A concurrent part to this is that if no one will buy the debt then the fed has to, but eventually even that won't be enough, , because if they are literally the only buyer, then its the same scenario as above., as no one will believe their dollars are real when there is no need to work for them (or maybe not, i still work, no idea why..), as the government prints money openly as handouts.

The only other option is for interest rates to rise, which will also bankrupt the government, as interest outlays quickly hamper their ability to pay their obligations (welfare, defense, pensions (which leads to a self reinforcing cycle of lower taxes and eventual hyper inflation and/or default)).
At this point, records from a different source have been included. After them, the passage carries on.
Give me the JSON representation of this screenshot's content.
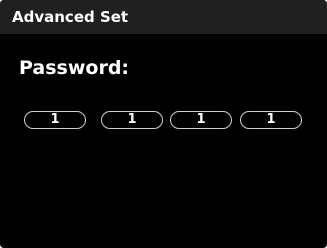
{
  "title_bar": {
    "title": "Advanced Set"
  },
  "password": {
    "label": "Password:",
    "digits": [
      "1",
      "1",
      "1",
      "1"
    ]
  },
  "colors": {
    "background": "#000000",
    "title_bar": "#202020",
    "text": "#ffffff",
    "field_border": "#cfcfcf"
  }
}
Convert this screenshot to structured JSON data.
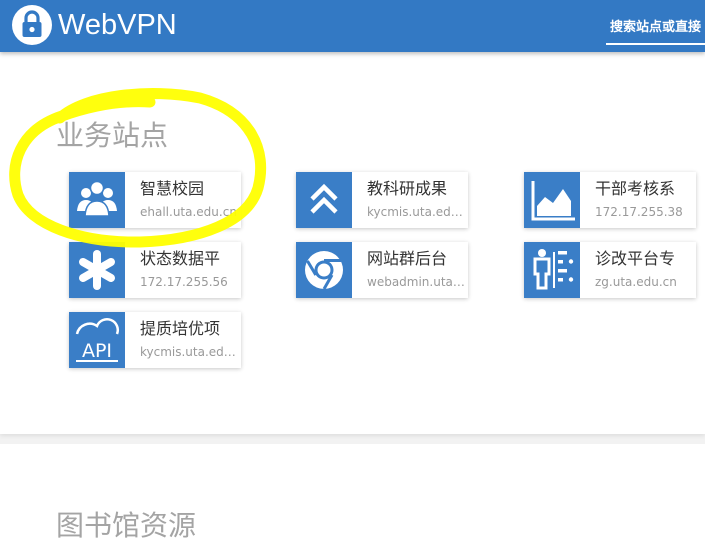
{
  "header": {
    "brand": "WebVPN",
    "search_placeholder": "搜索站点或直接"
  },
  "sections": [
    {
      "title": "业务站点"
    },
    {
      "title": "图书馆资源"
    }
  ],
  "sites": [
    {
      "name": "智慧校园",
      "address": "ehall.uta.edu.cn",
      "icon": "people-icon"
    },
    {
      "name": "教科研成果",
      "address": "kycmis.uta.edu.cn",
      "icon": "chevron-up-icon"
    },
    {
      "name": "干部考核系",
      "address": "172.17.255.38",
      "icon": "area-chart-icon"
    },
    {
      "name": "状态数据平",
      "address": "172.17.255.56",
      "icon": "asterisk-icon"
    },
    {
      "name": "网站群后台",
      "address": "webadmin.uta.edu.cn",
      "icon": "chrome-icon"
    },
    {
      "name": "诊改平台专",
      "address": "zg.uta.edu.cn",
      "icon": "person-chart-icon"
    },
    {
      "name": "提质培优项",
      "address": "kycmis.uta.edu.cn",
      "icon": "api-icon"
    }
  ],
  "colors": {
    "header": "#3379c4",
    "tile": "#3a7ec7",
    "highlight": "#ffff00"
  }
}
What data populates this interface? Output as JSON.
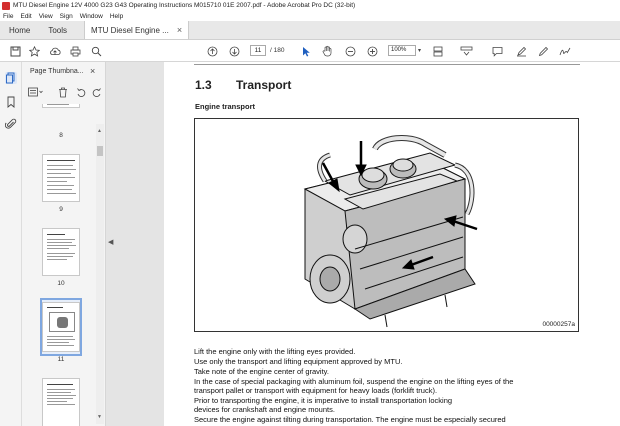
{
  "window": {
    "title": "MTU Diesel Engine 12V 4000 G23 G43 Operating Instructions M015710 01E 2007.pdf - Adobe Acrobat Pro DC (32-bit)"
  },
  "menu": [
    "File",
    "Edit",
    "View",
    "Sign",
    "Window",
    "Help"
  ],
  "tabs": {
    "home": "Home",
    "tools": "Tools",
    "document": "MTU Diesel Engine ...",
    "close": "×"
  },
  "toolbar": {
    "current_page": "11",
    "page_total": "/ 180",
    "zoom": "100%"
  },
  "thumbnails": {
    "header": "Page Thumbna...",
    "close": "×",
    "pages": [
      "8",
      "9",
      "10",
      "11"
    ],
    "selected": "11"
  },
  "document": {
    "section_number": "1.3",
    "section_title": "Transport",
    "subheading": "Engine transport",
    "figure_code": "00000257a",
    "paragraphs": [
      "Lift the engine only with the lifting eyes provided.",
      "Use only the transport and lifting equipment approved by MTU.",
      "Take note of the engine center of gravity.",
      "In the case of special packaging with aluminum foil, suspend the engine on the lifting eyes of the",
      "transport pallet or transport with equipment for heavy loads (forklift truck).",
      "Prior to transporting the engine, it is imperative to install transportation locking",
      "devices for crankshaft and engine mounts.",
      "Secure the engine against tilting during transportation.  The engine must be especially secured"
    ]
  }
}
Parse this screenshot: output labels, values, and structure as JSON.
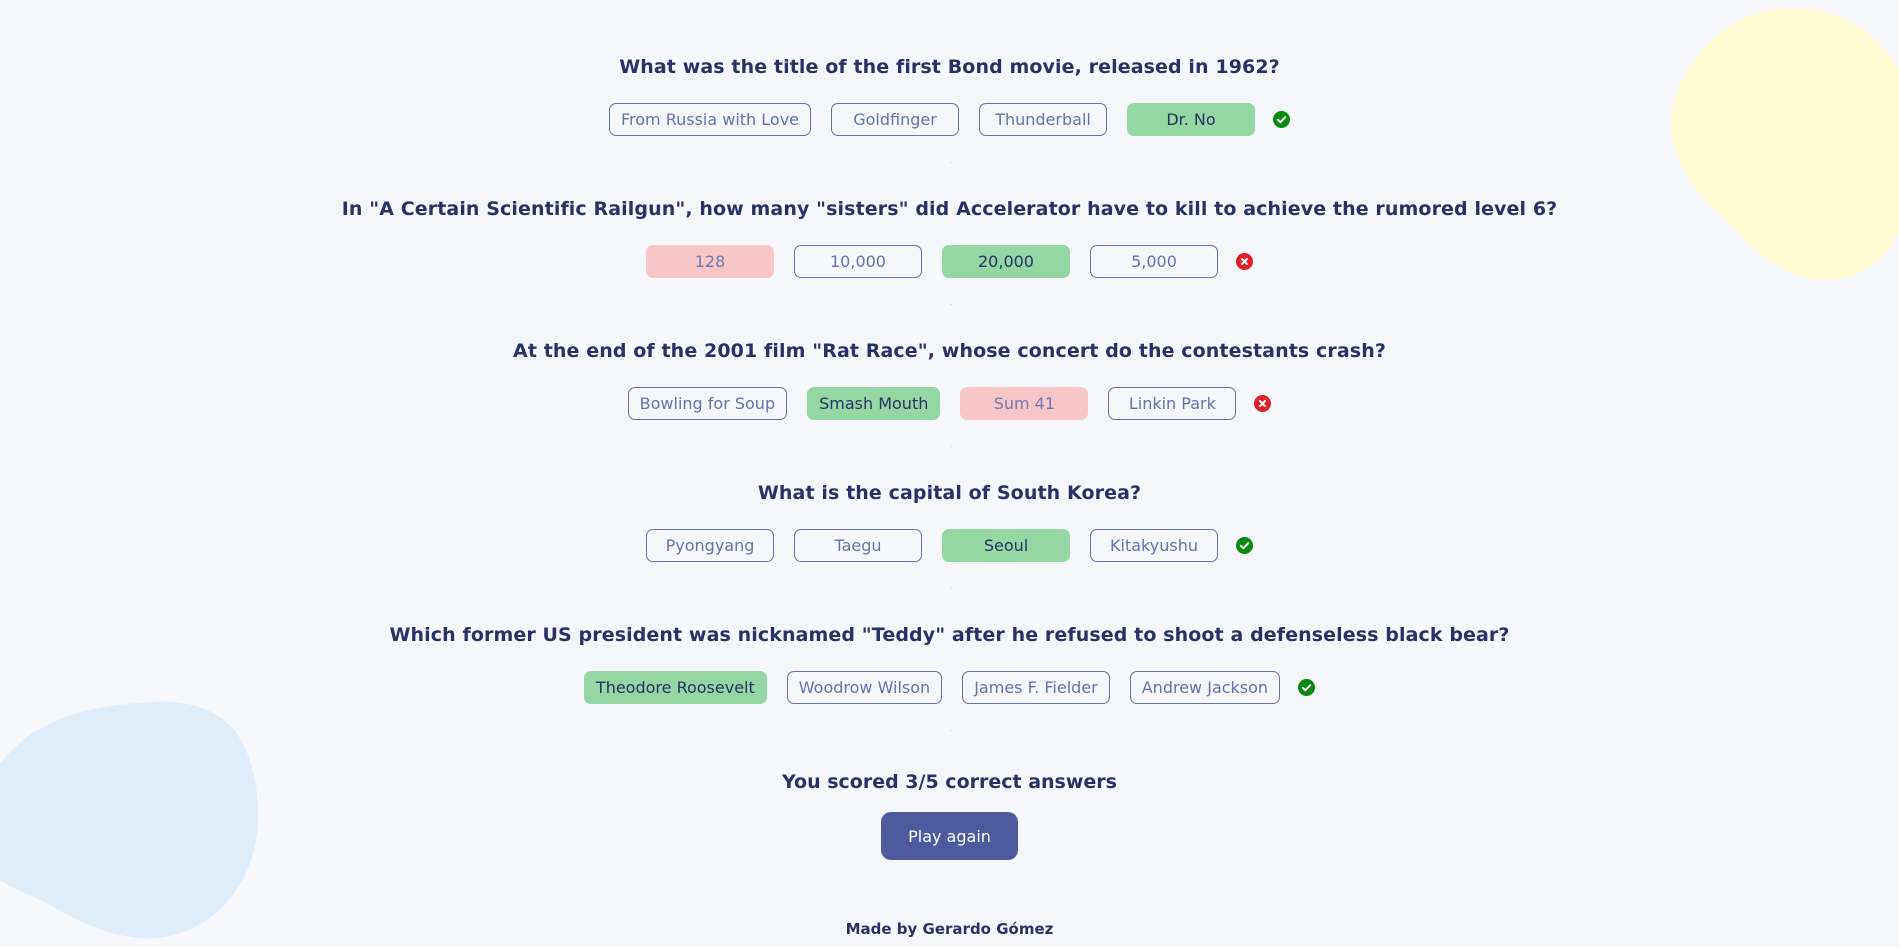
{
  "colors": {
    "background": "#f5f7fb",
    "text": "#293264",
    "answer_border": "#4d5b9e",
    "correct_fill": "#94d7a2",
    "wrong_fill": "#f8bcbc",
    "button": "#4d5b9e",
    "blob_yellow": "#fffad1",
    "blob_blue": "#deebf8",
    "icon_correct": "#0a8a10",
    "icon_wrong": "#e0202a"
  },
  "questions": [
    {
      "question": "What was the title of the first Bond movie, released in 1962?",
      "answers": [
        {
          "label": "From Russia with Love",
          "state": "neutral"
        },
        {
          "label": "Goldfinger",
          "state": "neutral"
        },
        {
          "label": "Thunderball",
          "state": "neutral"
        },
        {
          "label": "Dr. No",
          "state": "correct"
        }
      ],
      "result_icon": "check-circle-icon"
    },
    {
      "question": "In \"A Certain Scientific Railgun\", how many \"sisters\" did Accelerator have to kill to achieve the rumored level 6?",
      "answers": [
        {
          "label": "128",
          "state": "wrong"
        },
        {
          "label": "10,000",
          "state": "neutral"
        },
        {
          "label": "20,000",
          "state": "correct"
        },
        {
          "label": "5,000",
          "state": "neutral"
        }
      ],
      "result_icon": "x-circle-icon"
    },
    {
      "question": "At the end of the 2001 film \"Rat Race\", whose concert do the contestants crash?",
      "answers": [
        {
          "label": "Bowling for Soup",
          "state": "neutral"
        },
        {
          "label": "Smash Mouth",
          "state": "correct"
        },
        {
          "label": "Sum 41",
          "state": "wrong"
        },
        {
          "label": "Linkin Park",
          "state": "neutral"
        }
      ],
      "result_icon": "x-circle-icon"
    },
    {
      "question": "What is the capital of South Korea?",
      "answers": [
        {
          "label": "Pyongyang",
          "state": "neutral"
        },
        {
          "label": "Taegu",
          "state": "neutral"
        },
        {
          "label": "Seoul",
          "state": "correct"
        },
        {
          "label": "Kitakyushu",
          "state": "neutral"
        }
      ],
      "result_icon": "check-circle-icon"
    },
    {
      "question": "Which former US president was nicknamed \"Teddy\" after he refused to shoot a defenseless black bear?",
      "answers": [
        {
          "label": "Theodore Roosevelt",
          "state": "correct"
        },
        {
          "label": "Woodrow Wilson",
          "state": "neutral"
        },
        {
          "label": "James F. Fielder",
          "state": "neutral"
        },
        {
          "label": "Andrew Jackson",
          "state": "neutral"
        }
      ],
      "result_icon": "check-circle-icon"
    }
  ],
  "result": {
    "score_text": "You scored 3/5 correct answers",
    "play_again_label": "Play again"
  },
  "footer": {
    "credit": "Made by Gerardo Gómez"
  }
}
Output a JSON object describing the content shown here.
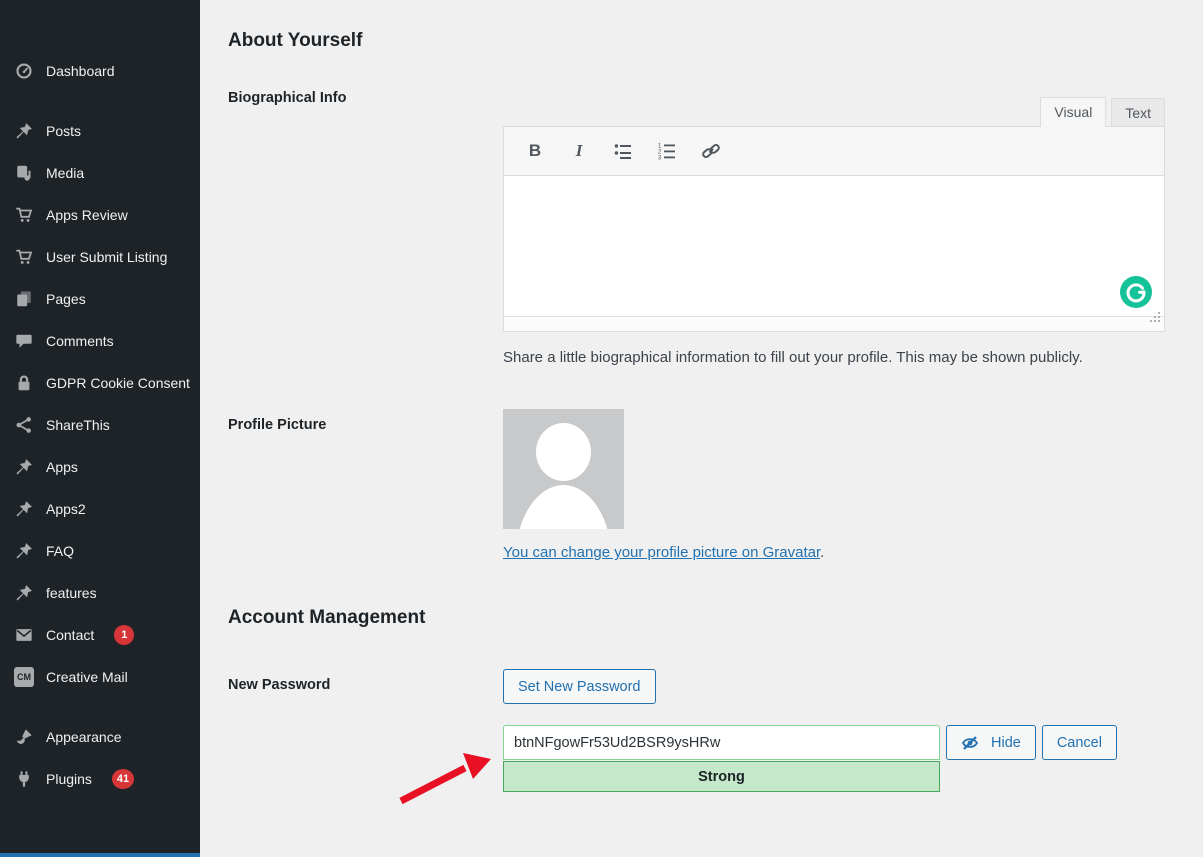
{
  "sidebar": {
    "items": [
      {
        "label": "Dashboard",
        "icon": "dashboard",
        "gap_after": true
      },
      {
        "label": "Posts",
        "icon": "pin"
      },
      {
        "label": "Media",
        "icon": "media"
      },
      {
        "label": "Apps Review",
        "icon": "cart"
      },
      {
        "label": "User Submit Listing",
        "icon": "cart"
      },
      {
        "label": "Pages",
        "icon": "pages"
      },
      {
        "label": "Comments",
        "icon": "comment"
      },
      {
        "label": "GDPR Cookie Consent",
        "icon": "lock"
      },
      {
        "label": "ShareThis",
        "icon": "share"
      },
      {
        "label": "Apps",
        "icon": "pin"
      },
      {
        "label": "Apps2",
        "icon": "pin"
      },
      {
        "label": "FAQ",
        "icon": "pin"
      },
      {
        "label": "features",
        "icon": "pin"
      },
      {
        "label": "Contact",
        "icon": "mail",
        "badge": "1"
      },
      {
        "label": "Creative Mail",
        "icon": "cm",
        "gap_after": true
      },
      {
        "label": "Appearance",
        "icon": "brush"
      },
      {
        "label": "Plugins",
        "icon": "plugin",
        "badge": "41"
      }
    ]
  },
  "main": {
    "about_heading": "About Yourself",
    "bio": {
      "label": "Biographical Info",
      "tab_visual": "Visual",
      "tab_text": "Text",
      "toolbar_icons": [
        "bold",
        "italic",
        "bullet-list",
        "numbered-list",
        "link"
      ],
      "description": "Share a little biographical information to fill out your profile. This may be shown publicly."
    },
    "profile_picture": {
      "label": "Profile Picture",
      "link_text": "You can change your profile picture on Gravatar",
      "link_suffix": "."
    },
    "account_heading": "Account Management",
    "new_password": {
      "label": "New Password",
      "set_button_label": "Set New Password",
      "value": "btnNFgowFr53Ud2BSR9ysHRw",
      "strength_label": "Strong",
      "hide_button_label": "Hide",
      "cancel_button_label": "Cancel"
    }
  },
  "colors": {
    "sidebar_bg": "#1d2327",
    "accent_blue": "#2271b1",
    "badge_red": "#d63638",
    "strength_strong_bg": "#c5e8ca",
    "strength_strong_border": "#4aa85c",
    "grammarly_green": "#15c39a",
    "annotation_arrow_red": "#e81123"
  }
}
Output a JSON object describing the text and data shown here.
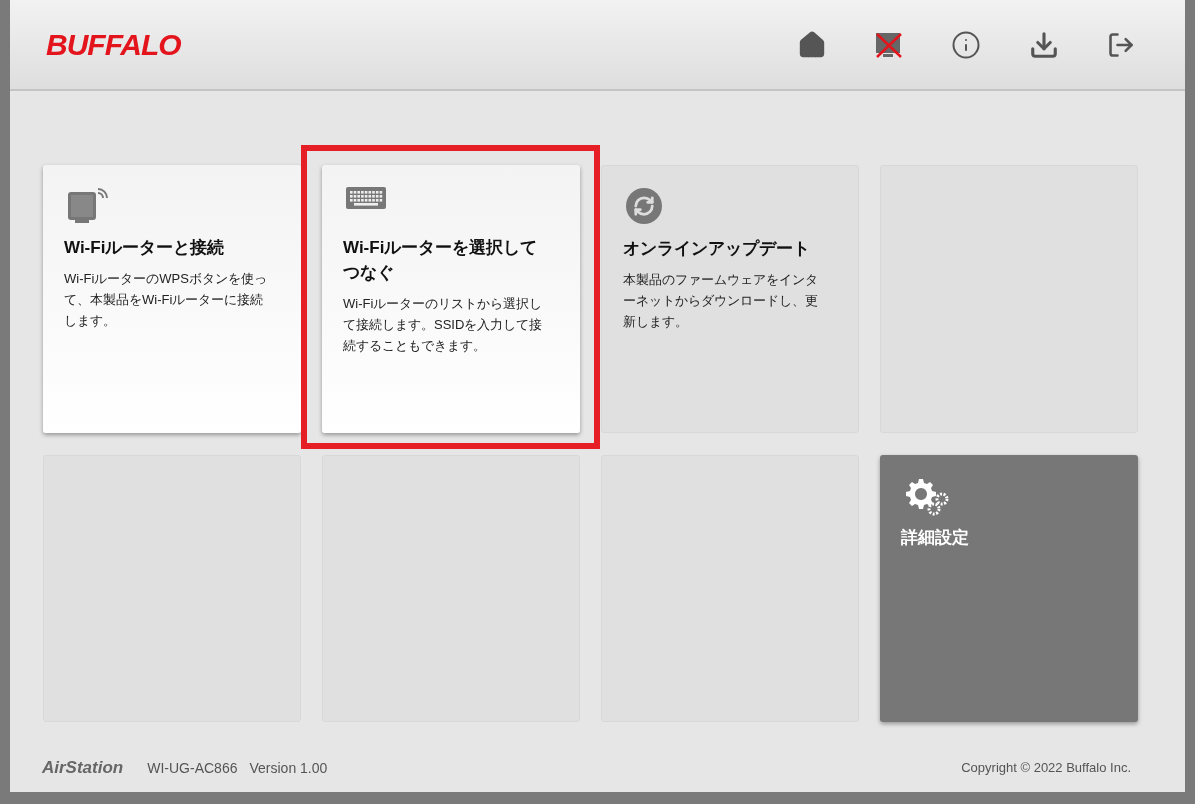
{
  "header": {
    "logo": "BUFFALO"
  },
  "tiles": [
    {
      "kind": "wps",
      "title": "Wi-Fiルーターと接続",
      "description": "Wi-FiルーターのWPSボタンを使って、本製品をWi-Fiルーターに接続します。",
      "disabled": false,
      "highlighted": false
    },
    {
      "kind": "keyboard",
      "title": "Wi-Fiルーターを選択してつなぐ",
      "description": "Wi-Fiルーターのリストから選択して接続します。SSIDを入力して接続することもできます。",
      "disabled": false,
      "highlighted": true
    },
    {
      "kind": "update",
      "title": "オンラインアップデート",
      "description": "本製品のファームウェアをインターネットからダウンロードし、更新します。",
      "disabled": true,
      "highlighted": false
    },
    {
      "kind": "blank"
    },
    {
      "kind": "blank"
    },
    {
      "kind": "blank"
    },
    {
      "kind": "blank"
    },
    {
      "kind": "settings",
      "title": "詳細設定",
      "disabled": false,
      "highlighted": false
    }
  ],
  "footer": {
    "brand": "AirStation",
    "model": "WI-UG-AC866",
    "version": "Version 1.00",
    "copyright": "Copyright © 2022 Buffalo Inc."
  }
}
The point is that the fed has literally no options, and its only a matter of time, and interest rates rising so sharply (it might look like a small percentage, but its on trillions of dollars in debt..) Is a clear sign that they might not have as much control as the think (or pretend).

I hope that was useful.

In a nutshell, once they can no longer hide the fact that they are printing money, the entire incentive structure Of the economy based on federal reserve notes ceases to function. (that's still a pretty big part by the way)

Sweet Chicken's picture

Thank you noless that was well written. Salute

Dingleberry's picture

I can make it simpler: if the fed announces it is withdrawing from QE, it will be front run by every HFT in the known universe. No one in their right mind would hold bonds. NO ONE.  It will be such a vicious cycle down that I don't think the fed could even print fast enough to cover losses. 

prains's picture

The point is that the fed has literally no options


option#3 = MOAR WOAR


this financial weapon of mass destruction does have an ending and they will control its start, hope to control its middle and disappear at its end

SDShack's picture

Here's a long one sentence explanation...The Fed is using the Investment Banks (which are now Retail Banks + Investment Banks due to the expiration of Glass-Stegal) to EFFECTIVELY monetize the ever exponentially growing US Debt... and Bernake will swear the Fed doesn't monetize the US Debt even as he is doing it.

phoolish's picture

Actually, I think he'll need to be increasing QE just to hold things steady (LOL - sort of - that is, hold the S&P steady while Main Street burns).  Market is fully habituated to this level of juice and is demanding MORE.

fonzannoon's picture

Divided States are all the questions pre screened? Because that question was a landmine. It was a page right out of ZH book, I can't believe it got in there.

It would be funny if she asked it and before he tried to answer she said "Just kidding, my question is, how's your family?"